ActiveRecord has always stored the base class in polymorphic_type
columns when using STI. This can have non-trivial
performance implications in certain cases. This gem adds the store_base_sti_class
configuration option which controls
whether ActiveRecord will store the base class or the actual class. Defaults to true for backwards compatibility.
Given the following class definitions:
class Address
belongs_to :addressable, polymorphic: true
end
class Person
has_many :addresses, as: addressable
end
class Vendor < Person
end
and given the following code:
vendor = Vendor.create(...)
address = vendor.addresses.create(...)
p vendor
p address
will output:
#<Vendor id: 1, type: "Vendor" ...>
#<Address id: 1, addressable_id: 1, addressable_type: 'Person' ...>
Notice that addressable_type
column is Person even though the actual class is Vendor.
Normally, this isn't a problem, however, it can have negative performance characteristics in certain circumstances. The most obvious one is that a join with persons or an extra query is required to find out the actual type of addressable.

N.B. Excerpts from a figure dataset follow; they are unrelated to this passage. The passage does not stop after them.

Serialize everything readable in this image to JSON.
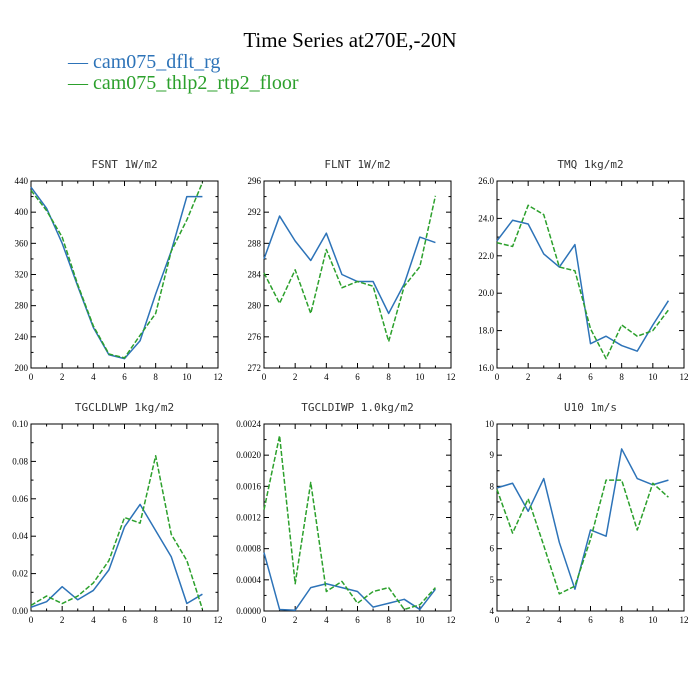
{
  "title": "Time Series at270E,-20N",
  "legend": [
    {
      "label": "cam075_dflt_rg",
      "color": "#2d73b8",
      "style": "solid",
      "marker": "—"
    },
    {
      "label": "cam075_thlp2_rtp2_floor",
      "color": "#2ca02c",
      "style": "dashed",
      "marker": "—"
    }
  ],
  "chart_data": [
    {
      "type": "line",
      "title": "FSNT   1W/m2",
      "x": [
        0,
        1,
        2,
        3,
        4,
        5,
        6,
        7,
        8,
        9,
        10,
        11
      ],
      "xlim": [
        0,
        12
      ],
      "xticks": [
        0,
        2,
        4,
        6,
        8,
        10,
        12
      ],
      "xtick_labels": [
        "0",
        "2",
        "4",
        "6",
        "8",
        "10",
        "12"
      ],
      "ylim": [
        200,
        440
      ],
      "yticks": [
        200,
        240,
        280,
        320,
        360,
        400,
        440
      ],
      "ytick_labels": [
        "200",
        "240",
        "280",
        "320",
        "360",
        "400",
        "440"
      ],
      "series": [
        {
          "name": "cam075_dflt_rg",
          "values": [
            432,
            405,
            360,
            305,
            252,
            217,
            212,
            235,
            295,
            350,
            420,
            420
          ]
        },
        {
          "name": "cam075_thlp2_rtp2_floor",
          "values": [
            428,
            402,
            368,
            307,
            254,
            218,
            213,
            242,
            270,
            350,
            390,
            438
          ]
        }
      ]
    },
    {
      "type": "line",
      "title": "FLNT   1W/m2",
      "x": [
        0,
        1,
        2,
        3,
        4,
        5,
        6,
        7,
        8,
        9,
        10,
        11
      ],
      "xlim": [
        0,
        12
      ],
      "xticks": [
        0,
        2,
        4,
        6,
        8,
        10,
        12
      ],
      "xtick_labels": [
        "0",
        "2",
        "4",
        "6",
        "8",
        "10",
        "12"
      ],
      "ylim": [
        272,
        296
      ],
      "yticks": [
        272,
        276,
        280,
        284,
        288,
        292,
        296
      ],
      "ytick_labels": [
        "272",
        "276",
        "280",
        "284",
        "288",
        "292",
        "296"
      ],
      "series": [
        {
          "name": "cam075_dflt_rg",
          "values": [
            286,
            291.5,
            288.3,
            285.8,
            289.3,
            284,
            283.1,
            283.1,
            279,
            282.8,
            288.8,
            288.1
          ]
        },
        {
          "name": "cam075_thlp2_rtp2_floor",
          "values": [
            284.2,
            280.3,
            284.6,
            279,
            287.2,
            282.3,
            283.1,
            282.5,
            275.4,
            282.5,
            285,
            294.1
          ]
        }
      ]
    },
    {
      "type": "line",
      "title": "TMQ   1kg/m2",
      "x": [
        0,
        1,
        2,
        3,
        4,
        5,
        6,
        7,
        8,
        9,
        10,
        11
      ],
      "xlim": [
        0,
        12
      ],
      "xticks": [
        0,
        2,
        4,
        6,
        8,
        10,
        12
      ],
      "xtick_labels": [
        "0",
        "2",
        "4",
        "6",
        "8",
        "10",
        "12"
      ],
      "ylim": [
        16,
        26
      ],
      "yticks": [
        16,
        18,
        20,
        22,
        24,
        26
      ],
      "ytick_labels": [
        "16.0",
        "18.0",
        "20.0",
        "22.0",
        "24.0",
        "26.0"
      ],
      "series": [
        {
          "name": "cam075_dflt_rg",
          "values": [
            22.8,
            23.9,
            23.7,
            22.1,
            21.4,
            22.6,
            17.3,
            17.7,
            17.2,
            16.9,
            18.3,
            19.6
          ]
        },
        {
          "name": "cam075_thlp2_rtp2_floor",
          "values": [
            22.7,
            22.5,
            24.7,
            24.2,
            21.4,
            21.2,
            18.1,
            16.5,
            18.3,
            17.7,
            18,
            19.1
          ]
        }
      ]
    },
    {
      "type": "line",
      "title": "TGCLDLWP   1kg/m2",
      "x": [
        0,
        1,
        2,
        3,
        4,
        5,
        6,
        7,
        8,
        9,
        10,
        11
      ],
      "xlim": [
        0,
        12
      ],
      "xticks": [
        0,
        2,
        4,
        6,
        8,
        10,
        12
      ],
      "xtick_labels": [
        "0",
        "2",
        "4",
        "6",
        "8",
        "10",
        "12"
      ],
      "ylim": [
        0,
        0.1
      ],
      "yticks": [
        0,
        0.02,
        0.04,
        0.06,
        0.08,
        0.1
      ],
      "ytick_labels": [
        "0.00",
        "0.02",
        "0.04",
        "0.06",
        "0.08",
        "0.10"
      ],
      "series": [
        {
          "name": "cam075_dflt_rg",
          "values": [
            0.002,
            0.005,
            0.013,
            0.006,
            0.011,
            0.022,
            0.045,
            0.057,
            0.043,
            0.029,
            0.004,
            0.009
          ]
        },
        {
          "name": "cam075_thlp2_rtp2_floor",
          "values": [
            0.003,
            0.008,
            0.004,
            0.008,
            0.015,
            0.027,
            0.05,
            0.047,
            0.083,
            0.041,
            0.027,
            0.001
          ]
        }
      ]
    },
    {
      "type": "line",
      "title": "TGCLDIWP   1.0kg/m2",
      "x": [
        0,
        1,
        2,
        3,
        4,
        5,
        6,
        7,
        8,
        9,
        10,
        11
      ],
      "xlim": [
        0,
        12
      ],
      "xticks": [
        0,
        2,
        4,
        6,
        8,
        10,
        12
      ],
      "xtick_labels": [
        "0",
        "2",
        "4",
        "6",
        "8",
        "10",
        "12"
      ],
      "ylim": [
        0,
        0.0024
      ],
      "yticks": [
        0,
        0.0004,
        0.0008,
        0.0012,
        0.0016,
        0.002,
        0.0024
      ],
      "ytick_labels": [
        "0.0000",
        "0.0004",
        "0.0008",
        "0.0012",
        "0.0016",
        "0.0020",
        "0.0024"
      ],
      "series": [
        {
          "name": "cam075_dflt_rg",
          "values": [
            0.00075,
            2e-05,
            1e-05,
            0.0003,
            0.00035,
            0.0003,
            0.00025,
            5e-05,
            0.0001,
            0.00015,
            2e-05,
            0.00028
          ]
        },
        {
          "name": "cam075_thlp2_rtp2_floor",
          "values": [
            0.0013,
            0.00225,
            0.00035,
            0.00165,
            0.00025,
            0.00038,
            0.0001,
            0.00025,
            0.0003,
            2e-05,
            8e-05,
            0.0003
          ]
        }
      ]
    },
    {
      "type": "line",
      "title": "U10   1m/s",
      "x": [
        0,
        1,
        2,
        3,
        4,
        5,
        6,
        7,
        8,
        9,
        10,
        11
      ],
      "xlim": [
        0,
        12
      ],
      "xticks": [
        0,
        2,
        4,
        6,
        8,
        10,
        12
      ],
      "xtick_labels": [
        "0",
        "2",
        "4",
        "6",
        "8",
        "10",
        "12"
      ],
      "ylim": [
        4,
        10
      ],
      "yticks": [
        4,
        5,
        6,
        7,
        8,
        9,
        10
      ],
      "ytick_labels": [
        "4",
        "5",
        "6",
        "7",
        "8",
        "9",
        "10"
      ],
      "series": [
        {
          "name": "cam075_dflt_rg",
          "values": [
            7.95,
            8.1,
            7.2,
            8.25,
            6.2,
            4.7,
            6.6,
            6.4,
            9.2,
            8.25,
            8.05,
            8.2
          ]
        },
        {
          "name": "cam075_thlp2_rtp2_floor",
          "values": [
            7.9,
            6.5,
            7.6,
            6.1,
            4.55,
            4.8,
            6.3,
            8.2,
            8.2,
            6.6,
            8.1,
            7.65
          ]
        }
      ]
    }
  ]
}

This gem adds the ActiveRecord::Base.store_base_sti_class
configuration option. It defaults to true for backwards
compatibility. Setting it to false will alter ActiveRecord's behavior to store the actual class in polymorphic_type
columns when STI is used.
In the example above, if the ActiveRecord::Base.store_base_sti_class
is false
, the output will be,
#<Vendor id: 1, type: "Vendor" ...>
#<Address id: 1, addressable_id: 1, addressable_type: 'Vendor' ...>
Add the following line to your Gemfile
gem 'store_base_sti_class'
then bundle install. Once you have the gem installed, add the following to one of the initializers (or make a new one) in config/initializers,
ActiveRecord::Base.store_base_sti_class = false
When changing this behavior, you will have write a migration to update all of your existing _type
columns accordingly.
You may also need to change your application if it explicitly relies on the _type
columns.
This gem incorporates work from:
It currently works with ActiveRecord 4.2.x
through 7.0.x
. If you need support for ActiveRecord 3.x
, use a
pre-1.0
version of the gem, or ActiveRecord < 4.2
use a pre-2.0
version of the gem, or ActiveRecord < 6
use
version < 3
of the gem.
This gem produces known conflicts with these other gems:
When using friendly_id >= 5.2.5
with the
History module enabled, duplicate slugs will be
generated for STI subclasses with the same sluggable identifier (ex: name). This will either cause saves to fail if you
have the proper indexes in place, or will cause slug lookups to be non-deterministic, either of which is undesirable.